Ketua Umum PDIP, Prof. Dr. (H.C.) Megawati Soekarnoputri, saat meresmikan pembaharuan Istana Gebang nan terletak di Jl. Sultan Agung No.59, Sananwetan, Kecamatan Sananwetan, Kota Blitar, Jawa Timur, Senin (15/6/2026). Foto: Dok. PDIP

Selain menyoroti kenaikan nilai di tingkat konsumen, Megawati juga menyampaikan keprihatinannya pada nasib petani sebagai "Soko Guru" bangsa. Mengambil pelajaran dari konsep Marhaenisme nan diajarkan Bung Karno melalui dialognya dengan Pak Marhaen di Bandung, Megawati menegaskan pentingnya mengorganisir petani agar berdikari dan bisa mewujudkan kedaulatan pangan.

Untuk itu, dia kembali mengingatkan petunjuk nan telah dia keluarkan sejak tahun 2021 kepada seluruh struktur partai untuk menggalakkan penanaman 10 jenis tanaman pangan pendamping beras guna mencegah ancaman kelaparan.

"Sejak 2021 sebagai Ketua Umum, saya sudah memberikan petunjuk ke seluruh wilayah untuk menanam 10 tanaman pangan sebagai pendamping beras. Siapa nan sudah mengerjakan? Jangan sombong jika jadi personil PDI Perjuangan. Kalian tidak malu sama saya? Umur saya sudah mau 80 tahun, tapi saya tetap bisa berteriak seperti ini. Mbok ya semangat!” selorohnya.

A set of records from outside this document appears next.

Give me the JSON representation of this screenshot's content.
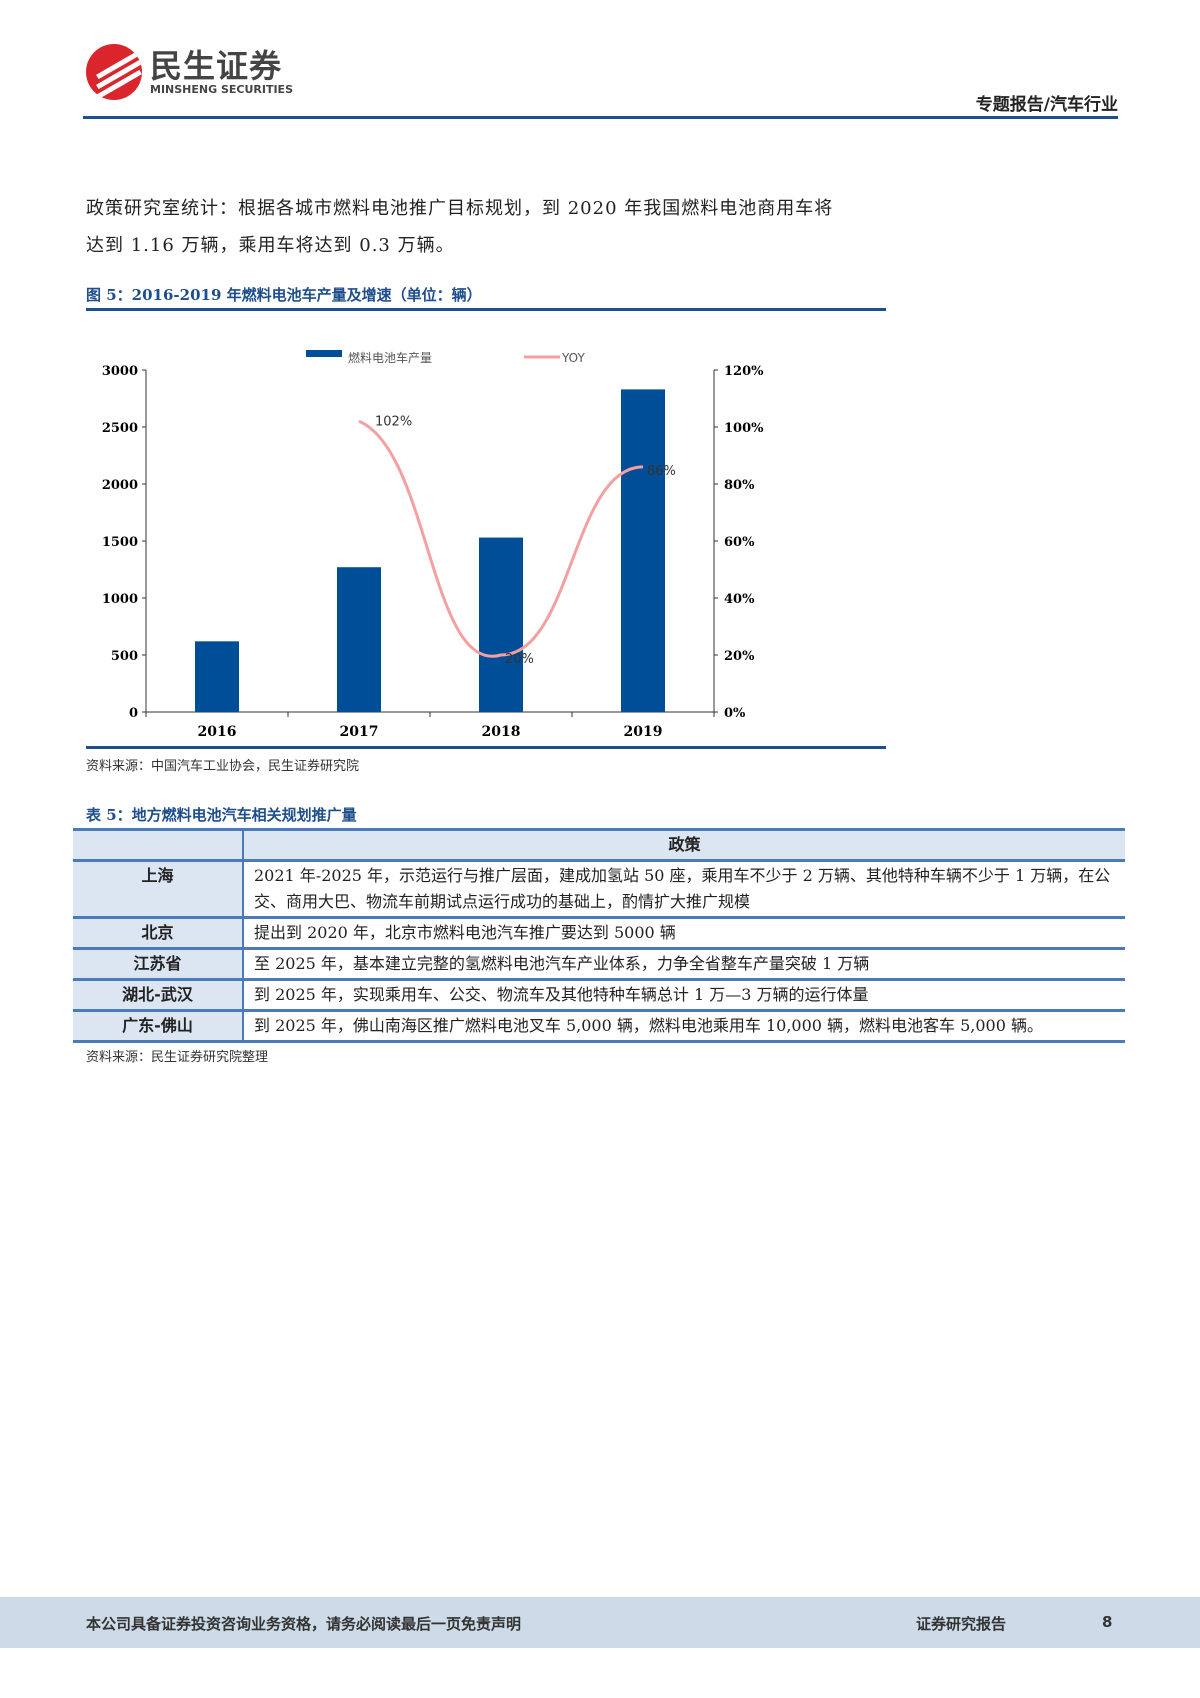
{
  "header": {
    "logo_cn": "民生证券",
    "logo_en": "MINSHENG SECURITIES",
    "category": "专题报告/汽车行业"
  },
  "body": {
    "paragraph_line1": "政策研究室统计：根据各城市燃料电池推广目标规划，到 2020 年我国燃料电池商用车将",
    "paragraph_line2": "达到 1.16 万辆，乘用车将达到 0.3 万辆。"
  },
  "figure": {
    "title": "图 5：2016-2019 年燃料电池车产量及增速（单位：辆）",
    "source": "资料来源：中国汽车工业协会，民生证券研究院"
  },
  "chart_data": {
    "type": "bar+line",
    "categories": [
      "2016",
      "2017",
      "2018",
      "2019"
    ],
    "series": [
      {
        "name": "燃料电池车产量",
        "type": "bar",
        "axis": "left",
        "color": "#004e98",
        "values": [
          620,
          1270,
          1530,
          2830
        ]
      },
      {
        "name": "YOY",
        "type": "line",
        "axis": "right",
        "color": "#f4a0a0",
        "values": [
          null,
          102,
          20,
          86
        ],
        "labels": [
          "",
          "102%",
          "20%",
          "86%"
        ]
      }
    ],
    "y_left": {
      "ticks": [
        "0",
        "500",
        "1000",
        "1500",
        "2000",
        "2500",
        "3000"
      ],
      "range": [
        0,
        3000
      ]
    },
    "y_right": {
      "ticks": [
        "0%",
        "20%",
        "40%",
        "60%",
        "80%",
        "100%",
        "120%"
      ],
      "range": [
        0,
        120
      ]
    },
    "legend": "top",
    "grid": false
  },
  "table": {
    "title": "表 5：地方燃料电池汽车相关规划推广量",
    "header": [
      "",
      "政策"
    ],
    "rows": [
      {
        "region": "上海",
        "policy": "2021 年-2025 年，示范运行与推广层面，建成加氢站 50 座，乘用车不少于 2 万辆、其他特种车辆不少于 1 万辆，在公交、商用大巴、物流车前期试点运行成功的基础上，酌情扩大推广规模"
      },
      {
        "region": "北京",
        "policy": "提出到 2020 年，北京市燃料电池汽车推广要达到 5000 辆"
      },
      {
        "region": "江苏省",
        "policy": "至 2025 年，基本建立完整的氢燃料电池汽车产业体系，力争全省整车产量突破 1 万辆"
      },
      {
        "region": "湖北-武汉",
        "policy": "到 2025 年，实现乘用车、公交、物流车及其他特种车辆总计 1 万—3 万辆的运行体量"
      },
      {
        "region": "广东-佛山",
        "policy": "到 2025 年，佛山南海区推广燃料电池叉车 5,000 辆，燃料电池乘用车 10,000 辆，燃料电池客车 5,000 辆。"
      }
    ],
    "source": "资料来源：民生证券研究院整理"
  },
  "footer": {
    "disclaimer": "本公司具备证券投资咨询业务资格，请务必阅读最后一页免责声明",
    "label": "证券研究报告",
    "page": "8"
  }
}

Megawati mengingatkan kembali pesan mendasar dari Bung Karno bahwa urusan perut rakyat adalah prioritas absolut nan kudu dipenuhi demi mencegah terjadinya kerusuhan.

"Artinya nomor satu untuk rakyat adalah makanan. Makanya kenapa saya tadi nanya nilai sudah naik apa belum,” pungkasnya.

Peresmian pembaharuan Istana Gebang nan dihadiri ribuan kader dan ketua partai itu berjalan khidmat. Setelah pidato dan penekanan sirine selesai, Megawati berbareng keluarga, jejeran petinggi partai, dan sahabatnya, melangkah masuk untuk berkeliling meninjau interior rumah masa mini Bung Karno tersebut.